Schroeder built a total of seven dams on the Cross River and its tributaries, beginning in 1895. The largest, 6.5 miles upstream, was 100 feet long and 14 feet high with three gates. Schroeder also dynamited the falls at the end of the river, where it drops about 200 feet into the lake.
(The Cross River system today)
The 1902 spring drive consisted of about 35,000 logs scaling about 20 million feet of lumber. After 1897, they used a battery-operated telephone to time the opening of dams along the route. Schroeder sold the Cross River operation to Alger Smith (Duluth) in 1905 and shifted his lumbering to the Apostle Islands.
Logs from Cross River were rafted and towed across the lake to Schroeder’s mill in Ashland. The steam-powered tugs that pulled rafts traveled about 1 mile per hour, so the trip from Cross River to Ashland took three days. Early spring was usually the best time to raft logs; two-to five-foot waves were considered calm water. Of course, some years the ice on Lake Superior took longer to melt than others. As the summer progressed the lake got rougher.

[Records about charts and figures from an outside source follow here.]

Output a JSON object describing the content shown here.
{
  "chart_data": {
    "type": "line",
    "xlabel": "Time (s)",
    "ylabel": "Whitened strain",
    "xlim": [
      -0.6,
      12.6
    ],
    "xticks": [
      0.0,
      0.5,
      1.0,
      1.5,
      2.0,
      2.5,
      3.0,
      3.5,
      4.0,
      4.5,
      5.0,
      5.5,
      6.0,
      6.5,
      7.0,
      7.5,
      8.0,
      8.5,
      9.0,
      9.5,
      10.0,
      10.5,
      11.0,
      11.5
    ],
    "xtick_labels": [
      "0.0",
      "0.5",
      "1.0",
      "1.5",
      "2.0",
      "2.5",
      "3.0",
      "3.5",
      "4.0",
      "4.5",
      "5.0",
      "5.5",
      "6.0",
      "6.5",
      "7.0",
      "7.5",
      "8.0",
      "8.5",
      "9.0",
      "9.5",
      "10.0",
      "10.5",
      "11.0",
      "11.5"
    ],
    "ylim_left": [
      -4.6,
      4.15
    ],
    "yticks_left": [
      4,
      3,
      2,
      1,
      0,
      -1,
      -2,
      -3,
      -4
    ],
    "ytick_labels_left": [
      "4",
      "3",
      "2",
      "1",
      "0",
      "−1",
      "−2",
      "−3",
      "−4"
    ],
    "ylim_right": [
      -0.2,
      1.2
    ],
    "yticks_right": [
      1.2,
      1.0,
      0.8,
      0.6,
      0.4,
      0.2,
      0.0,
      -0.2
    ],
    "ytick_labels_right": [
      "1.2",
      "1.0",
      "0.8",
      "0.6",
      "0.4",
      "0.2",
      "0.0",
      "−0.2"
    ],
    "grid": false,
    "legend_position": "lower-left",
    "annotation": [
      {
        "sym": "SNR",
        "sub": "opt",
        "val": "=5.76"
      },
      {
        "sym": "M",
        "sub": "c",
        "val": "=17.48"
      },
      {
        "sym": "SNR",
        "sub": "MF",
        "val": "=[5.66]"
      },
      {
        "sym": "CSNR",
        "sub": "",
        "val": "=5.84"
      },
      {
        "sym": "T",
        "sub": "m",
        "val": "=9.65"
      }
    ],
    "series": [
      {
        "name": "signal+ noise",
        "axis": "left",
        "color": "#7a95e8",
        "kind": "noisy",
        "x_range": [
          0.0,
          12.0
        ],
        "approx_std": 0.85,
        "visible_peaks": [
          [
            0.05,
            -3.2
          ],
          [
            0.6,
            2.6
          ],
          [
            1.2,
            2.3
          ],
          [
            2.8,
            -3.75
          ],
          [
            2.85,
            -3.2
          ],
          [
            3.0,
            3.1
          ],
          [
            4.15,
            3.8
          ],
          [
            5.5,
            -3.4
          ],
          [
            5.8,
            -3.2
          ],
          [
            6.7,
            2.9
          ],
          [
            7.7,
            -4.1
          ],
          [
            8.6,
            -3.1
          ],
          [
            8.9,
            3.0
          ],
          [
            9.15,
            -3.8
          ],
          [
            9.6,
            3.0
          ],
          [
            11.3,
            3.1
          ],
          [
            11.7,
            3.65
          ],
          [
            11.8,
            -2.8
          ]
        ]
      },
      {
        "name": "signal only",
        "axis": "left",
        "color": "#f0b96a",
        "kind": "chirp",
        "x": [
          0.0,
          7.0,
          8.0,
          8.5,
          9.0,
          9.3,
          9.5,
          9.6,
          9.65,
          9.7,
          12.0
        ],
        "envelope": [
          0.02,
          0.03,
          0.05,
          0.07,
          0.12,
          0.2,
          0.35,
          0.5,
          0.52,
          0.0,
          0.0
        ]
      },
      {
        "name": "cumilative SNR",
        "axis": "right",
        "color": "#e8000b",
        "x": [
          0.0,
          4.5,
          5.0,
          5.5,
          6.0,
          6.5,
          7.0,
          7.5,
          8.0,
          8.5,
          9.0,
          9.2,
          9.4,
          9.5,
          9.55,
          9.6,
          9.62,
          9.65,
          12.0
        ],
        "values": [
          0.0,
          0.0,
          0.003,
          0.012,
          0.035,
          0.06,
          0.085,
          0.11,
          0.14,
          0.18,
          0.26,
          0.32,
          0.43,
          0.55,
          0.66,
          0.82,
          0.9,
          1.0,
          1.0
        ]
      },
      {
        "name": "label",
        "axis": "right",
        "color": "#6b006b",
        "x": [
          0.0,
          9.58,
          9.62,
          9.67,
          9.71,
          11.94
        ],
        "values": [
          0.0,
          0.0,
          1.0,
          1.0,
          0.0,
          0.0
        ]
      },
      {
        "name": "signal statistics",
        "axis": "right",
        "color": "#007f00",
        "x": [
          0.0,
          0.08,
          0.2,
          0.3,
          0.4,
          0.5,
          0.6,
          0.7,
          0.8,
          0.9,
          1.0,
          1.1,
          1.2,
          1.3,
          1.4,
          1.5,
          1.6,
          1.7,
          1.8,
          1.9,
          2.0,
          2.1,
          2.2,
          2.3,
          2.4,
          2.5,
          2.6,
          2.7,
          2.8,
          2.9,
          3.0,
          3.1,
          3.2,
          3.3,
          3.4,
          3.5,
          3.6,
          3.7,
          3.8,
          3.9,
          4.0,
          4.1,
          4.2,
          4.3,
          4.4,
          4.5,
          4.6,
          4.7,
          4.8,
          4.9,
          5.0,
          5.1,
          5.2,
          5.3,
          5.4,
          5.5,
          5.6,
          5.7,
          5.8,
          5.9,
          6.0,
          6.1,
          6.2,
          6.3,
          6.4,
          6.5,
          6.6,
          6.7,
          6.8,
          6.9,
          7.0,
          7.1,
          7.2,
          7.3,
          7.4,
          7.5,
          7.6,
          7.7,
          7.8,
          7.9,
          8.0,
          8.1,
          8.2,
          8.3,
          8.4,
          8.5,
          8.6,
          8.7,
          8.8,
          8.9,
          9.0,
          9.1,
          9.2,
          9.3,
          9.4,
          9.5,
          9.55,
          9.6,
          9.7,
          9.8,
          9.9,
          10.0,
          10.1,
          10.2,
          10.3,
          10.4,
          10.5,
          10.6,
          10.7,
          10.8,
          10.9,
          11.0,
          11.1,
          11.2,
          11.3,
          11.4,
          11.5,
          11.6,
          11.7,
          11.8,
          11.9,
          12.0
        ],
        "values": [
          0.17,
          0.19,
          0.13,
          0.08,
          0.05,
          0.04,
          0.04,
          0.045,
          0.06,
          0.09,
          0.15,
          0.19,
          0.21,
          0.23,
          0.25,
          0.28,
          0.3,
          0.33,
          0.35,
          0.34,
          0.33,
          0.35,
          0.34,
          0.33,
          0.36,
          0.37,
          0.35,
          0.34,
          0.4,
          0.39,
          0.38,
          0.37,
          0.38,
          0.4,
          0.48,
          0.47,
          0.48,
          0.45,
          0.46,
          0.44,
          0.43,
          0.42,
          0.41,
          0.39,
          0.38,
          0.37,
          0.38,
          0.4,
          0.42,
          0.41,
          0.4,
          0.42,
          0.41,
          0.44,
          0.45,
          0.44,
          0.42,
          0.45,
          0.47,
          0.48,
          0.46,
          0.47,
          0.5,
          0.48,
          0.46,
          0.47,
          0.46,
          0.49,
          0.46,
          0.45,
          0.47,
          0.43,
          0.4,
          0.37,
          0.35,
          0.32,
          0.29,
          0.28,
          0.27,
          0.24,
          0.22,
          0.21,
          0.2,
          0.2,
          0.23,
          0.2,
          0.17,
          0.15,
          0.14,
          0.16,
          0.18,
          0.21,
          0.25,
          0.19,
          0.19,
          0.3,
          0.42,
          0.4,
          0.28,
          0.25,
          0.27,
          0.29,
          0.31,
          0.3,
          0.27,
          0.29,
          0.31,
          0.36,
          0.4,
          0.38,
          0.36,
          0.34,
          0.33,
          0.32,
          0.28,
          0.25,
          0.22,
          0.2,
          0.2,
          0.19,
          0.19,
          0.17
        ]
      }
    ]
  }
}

Apparently there were labor issues in Ashland beginning in May, 1903, when the Setters and Carriage Riders Unions struck for pay increases. The Setters wanted a fifty-cent raise per day, from $2.50 to $3.00; Carriage Riders wanted a twenty-five-cent boost from $2 to $2.25. All the other mill unions honored the strike (Ashland Daily Press, May 28, 1903). This will be interesting to learn more about.
Thank you for the great article. I had suspected that the Schroeder operation had shifted focus to the Apostle Islands following the sale of the Cross River operation. I found references to the rail lines that Schroeder built on the Michigan and Outer Islands and operated between 1919 and 1930. My great grandfather, Manning Watts Kilton, worked for Schroeder Lumber and captained the tug Ashland from 1909 until 1931. I have collected some information related to my great grandfather and his career on the Great Lakes. Let me know if you are interested in it and I would be happy to share the pdf. Likewise, if you come across more info related to the Schroeder Lumber Company, I would be interested in learning of it.